In a few weeks, I will be a presenter at WordCamp Birmingham 2009 (that’s Birmingham, Alabama, not England, by the way). Last year, I did a presentation on “The Future of WordPress“, shortly before the release of version 2.7. I briefly considered doing the same thing this year, updated with speculation about the upcoming versions 2.9 and 3.0, but that seemed like a cop-out. I wanted to do something a little deeper.
One of the things that always frustrates me about starting to work with a new programming language, or with a new framework for a language I already know, is the initial learning curve. Everybody wants to start out with the ubiquitous “Hello, World” example, which is great for a quick syntax example, but is pretty useless for practical purposes. I always want a good primer which doesn’t assume I’m a complete beginner, and dives right into useful examples. I want to know how to find the existing pieces of the system that are going to make my life easier. So I thought others might appreciate something like that for WordPress plugin programming.
So that’s going to be my presentation topic this year. I’m going to try to create an introduction to creating plugins for WordPress. While there are bits of the process that can be complex, the real meat of the API hooks (filters and actions) are really pretty simple.

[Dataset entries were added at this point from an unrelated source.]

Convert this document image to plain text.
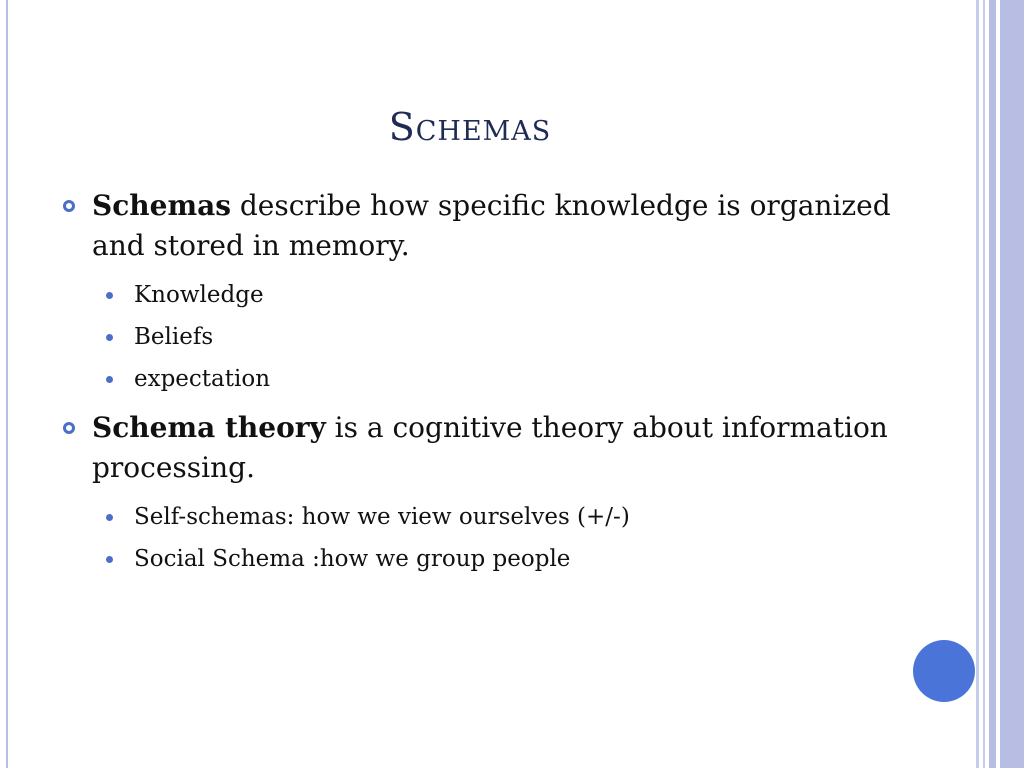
Schemas
Schemas describe how specific knowledge is organized and stored in memory.
Knowledge
Beliefs
expectation
Schema theory is a cognitive theory about information processing.
Self-schemas: how we view ourselves (+/-)
Social Schema :how we group people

And I think that with a good overview, those who aren’t already familiar with programming for WordPress can get up-to-speed more quickly than if they had to discover everything by searching the web and using trial-and-error. While I will try to keep things as simple as possible, I’m going to assume that my target audience will at least have a basic knowledge of programming concepts to include what functions and arrays are. You won’t have to be a PHP expert, or even be able to sit down and write a program from scratch without a reference book handy.
I will, of course, make the presentation available online when the WordCamp arrives. And since I’ll be limited by time in my presentation, I’d like to publish an expanded version here later as a series of articles where I can go into more depth.
I’ve already started a rough outline of what I want to cover. But I’d welcome any ideas or questions on this topic. If you are already familiar with programming, but you’re new to programming in the WordPress framework, what questions have you had? What concepts confuse you? What areas would you like to see covered?